Ambulances and fire engines were rushed to the scene, the state-run Anadolu news agency reported. Television footage showed plumes of white smoke rising above.
The initial wounded toll was cited by the private NTV broadcaster, citing sources from the local governor's office.
It was not immediately clear who carried out the attack. CNN-Turk channel said the bomb was detonated by remote-control.
Images of the vehicle published by the Dogan news agency showed a white bus with its windows blown out by the force of the blast, a fire burning still in the back of the vehicle and glass scattered on the roadside.
Turkey was hit in 2016 by a succession of attacks that left hundreds dead in the bloodiest year of terror strikes in its history.
The attacks were blamed on IS jihadists who had taken swathes of territory in neighbouring Syria and Iraq as well as the outlawed Kurdistan Workers Party (PKK) who have battled the Turkish state in an insurgency lasting more than three decades.
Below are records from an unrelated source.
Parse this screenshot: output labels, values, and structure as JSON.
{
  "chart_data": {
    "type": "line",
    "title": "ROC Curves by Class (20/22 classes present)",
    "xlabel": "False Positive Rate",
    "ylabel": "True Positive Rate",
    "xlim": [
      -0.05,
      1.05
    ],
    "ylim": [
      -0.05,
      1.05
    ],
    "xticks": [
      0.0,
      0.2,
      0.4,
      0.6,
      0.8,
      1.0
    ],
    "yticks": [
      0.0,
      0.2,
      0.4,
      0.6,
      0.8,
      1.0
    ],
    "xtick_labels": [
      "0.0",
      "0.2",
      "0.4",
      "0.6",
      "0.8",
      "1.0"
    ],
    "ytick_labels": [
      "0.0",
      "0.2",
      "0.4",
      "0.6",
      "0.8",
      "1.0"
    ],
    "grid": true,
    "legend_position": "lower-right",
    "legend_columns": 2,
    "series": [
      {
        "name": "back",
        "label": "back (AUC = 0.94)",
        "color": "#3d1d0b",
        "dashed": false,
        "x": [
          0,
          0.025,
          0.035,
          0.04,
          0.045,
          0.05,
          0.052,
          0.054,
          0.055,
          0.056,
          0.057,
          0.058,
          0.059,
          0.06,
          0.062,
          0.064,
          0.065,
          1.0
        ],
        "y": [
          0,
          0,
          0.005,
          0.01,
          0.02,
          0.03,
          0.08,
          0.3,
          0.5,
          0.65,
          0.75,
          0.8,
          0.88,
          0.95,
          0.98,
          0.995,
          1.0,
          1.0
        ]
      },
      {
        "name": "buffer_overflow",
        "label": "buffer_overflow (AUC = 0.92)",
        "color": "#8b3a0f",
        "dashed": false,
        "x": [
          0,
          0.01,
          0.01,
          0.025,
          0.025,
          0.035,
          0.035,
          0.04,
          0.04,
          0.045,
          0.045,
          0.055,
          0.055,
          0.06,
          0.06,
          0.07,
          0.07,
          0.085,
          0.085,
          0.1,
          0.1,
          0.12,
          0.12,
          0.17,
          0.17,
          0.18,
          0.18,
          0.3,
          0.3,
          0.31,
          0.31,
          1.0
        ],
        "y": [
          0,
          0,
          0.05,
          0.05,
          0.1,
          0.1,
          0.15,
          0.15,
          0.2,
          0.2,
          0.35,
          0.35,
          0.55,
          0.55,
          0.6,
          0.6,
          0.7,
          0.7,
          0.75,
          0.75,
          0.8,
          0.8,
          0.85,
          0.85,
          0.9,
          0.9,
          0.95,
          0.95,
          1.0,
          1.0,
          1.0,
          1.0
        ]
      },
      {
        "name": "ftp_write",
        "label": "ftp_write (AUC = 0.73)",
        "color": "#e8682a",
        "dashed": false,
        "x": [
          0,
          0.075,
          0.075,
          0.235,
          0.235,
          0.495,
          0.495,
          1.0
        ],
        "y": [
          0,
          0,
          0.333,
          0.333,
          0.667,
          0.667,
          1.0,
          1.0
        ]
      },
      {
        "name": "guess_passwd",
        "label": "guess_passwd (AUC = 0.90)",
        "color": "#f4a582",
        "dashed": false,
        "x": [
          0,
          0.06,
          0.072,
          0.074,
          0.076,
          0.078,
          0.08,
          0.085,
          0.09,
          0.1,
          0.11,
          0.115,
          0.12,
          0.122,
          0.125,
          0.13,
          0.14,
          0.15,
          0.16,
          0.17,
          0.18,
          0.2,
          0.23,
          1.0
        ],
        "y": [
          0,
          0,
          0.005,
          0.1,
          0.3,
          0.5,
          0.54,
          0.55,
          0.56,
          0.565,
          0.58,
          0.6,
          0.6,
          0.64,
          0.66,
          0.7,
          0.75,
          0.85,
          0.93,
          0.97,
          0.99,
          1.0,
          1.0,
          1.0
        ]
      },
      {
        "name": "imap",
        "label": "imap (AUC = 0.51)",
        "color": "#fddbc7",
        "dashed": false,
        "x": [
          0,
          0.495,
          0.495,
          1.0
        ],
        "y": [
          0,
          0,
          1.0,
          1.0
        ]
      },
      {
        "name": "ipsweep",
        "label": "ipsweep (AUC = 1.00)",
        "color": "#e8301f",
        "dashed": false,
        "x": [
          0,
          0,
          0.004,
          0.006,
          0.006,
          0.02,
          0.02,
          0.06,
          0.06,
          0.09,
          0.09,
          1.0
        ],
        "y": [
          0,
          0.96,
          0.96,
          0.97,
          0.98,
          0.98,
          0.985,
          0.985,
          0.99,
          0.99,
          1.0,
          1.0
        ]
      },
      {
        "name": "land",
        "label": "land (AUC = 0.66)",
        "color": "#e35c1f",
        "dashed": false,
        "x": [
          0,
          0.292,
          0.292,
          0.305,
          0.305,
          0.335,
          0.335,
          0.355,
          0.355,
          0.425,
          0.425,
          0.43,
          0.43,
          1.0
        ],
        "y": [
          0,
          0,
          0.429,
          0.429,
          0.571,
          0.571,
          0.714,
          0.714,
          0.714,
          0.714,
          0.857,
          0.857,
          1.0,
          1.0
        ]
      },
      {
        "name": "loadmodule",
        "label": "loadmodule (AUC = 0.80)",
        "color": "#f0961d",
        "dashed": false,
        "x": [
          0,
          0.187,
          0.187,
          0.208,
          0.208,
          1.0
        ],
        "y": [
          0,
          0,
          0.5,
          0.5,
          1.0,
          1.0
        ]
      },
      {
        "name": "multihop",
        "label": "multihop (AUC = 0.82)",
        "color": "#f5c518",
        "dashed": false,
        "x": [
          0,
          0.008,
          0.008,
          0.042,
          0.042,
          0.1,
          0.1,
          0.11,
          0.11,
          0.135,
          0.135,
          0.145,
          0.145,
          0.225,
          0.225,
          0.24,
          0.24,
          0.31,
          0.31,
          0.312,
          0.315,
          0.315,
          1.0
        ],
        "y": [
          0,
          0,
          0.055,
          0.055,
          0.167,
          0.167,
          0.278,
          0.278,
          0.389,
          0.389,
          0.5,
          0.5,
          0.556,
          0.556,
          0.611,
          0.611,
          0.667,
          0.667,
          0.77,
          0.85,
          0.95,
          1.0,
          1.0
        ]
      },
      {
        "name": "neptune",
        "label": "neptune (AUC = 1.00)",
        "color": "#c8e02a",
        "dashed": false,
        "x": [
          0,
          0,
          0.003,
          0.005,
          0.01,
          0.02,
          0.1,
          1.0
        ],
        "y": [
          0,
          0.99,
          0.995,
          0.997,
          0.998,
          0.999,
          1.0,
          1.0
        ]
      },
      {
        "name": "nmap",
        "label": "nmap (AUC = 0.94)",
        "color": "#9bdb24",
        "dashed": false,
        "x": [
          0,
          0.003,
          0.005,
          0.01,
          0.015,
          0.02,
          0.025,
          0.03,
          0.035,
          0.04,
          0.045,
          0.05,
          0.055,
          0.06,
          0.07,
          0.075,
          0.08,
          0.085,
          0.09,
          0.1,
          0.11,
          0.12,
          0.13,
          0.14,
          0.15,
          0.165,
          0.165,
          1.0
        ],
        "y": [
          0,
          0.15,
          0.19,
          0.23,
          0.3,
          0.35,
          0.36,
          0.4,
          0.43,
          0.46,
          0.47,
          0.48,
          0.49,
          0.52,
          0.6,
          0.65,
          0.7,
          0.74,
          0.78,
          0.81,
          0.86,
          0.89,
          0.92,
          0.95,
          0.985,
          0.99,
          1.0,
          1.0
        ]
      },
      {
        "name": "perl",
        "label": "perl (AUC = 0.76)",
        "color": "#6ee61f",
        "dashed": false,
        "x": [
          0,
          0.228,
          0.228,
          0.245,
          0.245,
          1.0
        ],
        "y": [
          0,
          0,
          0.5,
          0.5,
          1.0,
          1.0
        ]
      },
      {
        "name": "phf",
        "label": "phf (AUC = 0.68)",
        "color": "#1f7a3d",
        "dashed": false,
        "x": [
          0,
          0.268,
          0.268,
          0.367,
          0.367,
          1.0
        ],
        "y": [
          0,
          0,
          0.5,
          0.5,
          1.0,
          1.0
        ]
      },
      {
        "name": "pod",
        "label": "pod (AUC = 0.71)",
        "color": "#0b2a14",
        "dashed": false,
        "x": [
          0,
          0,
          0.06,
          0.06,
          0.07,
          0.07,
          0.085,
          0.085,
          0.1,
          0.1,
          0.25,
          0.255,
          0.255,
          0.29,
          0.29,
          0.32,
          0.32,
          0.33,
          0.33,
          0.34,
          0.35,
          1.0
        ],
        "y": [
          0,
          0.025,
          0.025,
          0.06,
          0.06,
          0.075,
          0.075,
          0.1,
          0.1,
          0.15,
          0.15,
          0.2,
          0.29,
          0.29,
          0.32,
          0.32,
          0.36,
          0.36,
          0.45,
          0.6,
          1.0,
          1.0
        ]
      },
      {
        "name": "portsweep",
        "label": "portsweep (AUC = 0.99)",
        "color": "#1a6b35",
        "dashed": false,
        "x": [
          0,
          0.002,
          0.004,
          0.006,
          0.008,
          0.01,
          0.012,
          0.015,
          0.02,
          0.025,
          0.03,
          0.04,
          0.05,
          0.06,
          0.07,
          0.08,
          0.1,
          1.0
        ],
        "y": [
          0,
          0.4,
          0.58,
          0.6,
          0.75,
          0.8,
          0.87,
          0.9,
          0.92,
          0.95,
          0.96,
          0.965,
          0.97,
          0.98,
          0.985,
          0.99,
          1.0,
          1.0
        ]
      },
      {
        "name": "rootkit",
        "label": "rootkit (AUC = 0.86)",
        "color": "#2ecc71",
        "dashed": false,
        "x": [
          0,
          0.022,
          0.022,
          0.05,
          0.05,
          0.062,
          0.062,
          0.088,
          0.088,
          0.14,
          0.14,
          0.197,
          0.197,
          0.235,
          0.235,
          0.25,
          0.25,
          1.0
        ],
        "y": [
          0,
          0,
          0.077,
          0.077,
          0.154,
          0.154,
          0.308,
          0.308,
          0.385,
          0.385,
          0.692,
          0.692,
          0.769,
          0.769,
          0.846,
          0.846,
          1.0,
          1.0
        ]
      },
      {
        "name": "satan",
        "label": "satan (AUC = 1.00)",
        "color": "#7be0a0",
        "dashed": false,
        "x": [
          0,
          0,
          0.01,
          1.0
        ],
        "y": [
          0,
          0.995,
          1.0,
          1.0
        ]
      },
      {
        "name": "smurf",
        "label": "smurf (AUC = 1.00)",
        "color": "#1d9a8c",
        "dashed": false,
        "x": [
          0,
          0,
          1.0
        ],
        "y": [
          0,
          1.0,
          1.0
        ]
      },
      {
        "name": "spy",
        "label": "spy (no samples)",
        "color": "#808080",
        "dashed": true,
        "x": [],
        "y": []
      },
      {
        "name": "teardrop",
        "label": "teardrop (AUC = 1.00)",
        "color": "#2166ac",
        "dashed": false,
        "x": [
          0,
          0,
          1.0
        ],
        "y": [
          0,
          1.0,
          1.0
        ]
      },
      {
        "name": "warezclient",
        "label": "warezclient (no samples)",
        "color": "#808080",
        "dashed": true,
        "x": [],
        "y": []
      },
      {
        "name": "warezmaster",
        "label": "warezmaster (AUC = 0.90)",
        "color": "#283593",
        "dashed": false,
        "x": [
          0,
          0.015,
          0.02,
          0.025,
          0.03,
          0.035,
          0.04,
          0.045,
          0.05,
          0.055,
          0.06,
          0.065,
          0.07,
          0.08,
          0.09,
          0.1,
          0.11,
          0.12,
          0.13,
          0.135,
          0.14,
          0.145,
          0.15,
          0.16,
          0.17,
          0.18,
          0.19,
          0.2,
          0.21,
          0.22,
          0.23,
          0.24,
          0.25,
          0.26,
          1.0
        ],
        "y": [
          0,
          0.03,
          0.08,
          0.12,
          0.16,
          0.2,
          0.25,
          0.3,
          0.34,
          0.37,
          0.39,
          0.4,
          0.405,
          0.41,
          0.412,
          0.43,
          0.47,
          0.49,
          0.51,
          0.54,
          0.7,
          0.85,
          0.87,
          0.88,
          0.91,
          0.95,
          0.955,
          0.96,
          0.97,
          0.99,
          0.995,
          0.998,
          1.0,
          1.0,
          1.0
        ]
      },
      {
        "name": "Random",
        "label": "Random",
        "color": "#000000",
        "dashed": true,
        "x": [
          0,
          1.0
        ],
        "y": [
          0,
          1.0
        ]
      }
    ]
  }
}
An attack by a jihadist gunman on an elite nightclub in Istanbul just 75 minutes into New Year's Day in 2017 left 39 people dead, mainly foreigners.
There has since been a lull in similar attacks, but tensions and security remain high in big cities. The PKK still carry out sporadic attacks against the armed forces in the southeast.
Mersin, a major port of around one million people, lies well to the west of the PKK's main area of operation in the southeast.
The army has been combating the PKK in the Kurdish-majority southeast, in a relentless campaign to root out the group blacklisted by Turkey as well as its Western partners.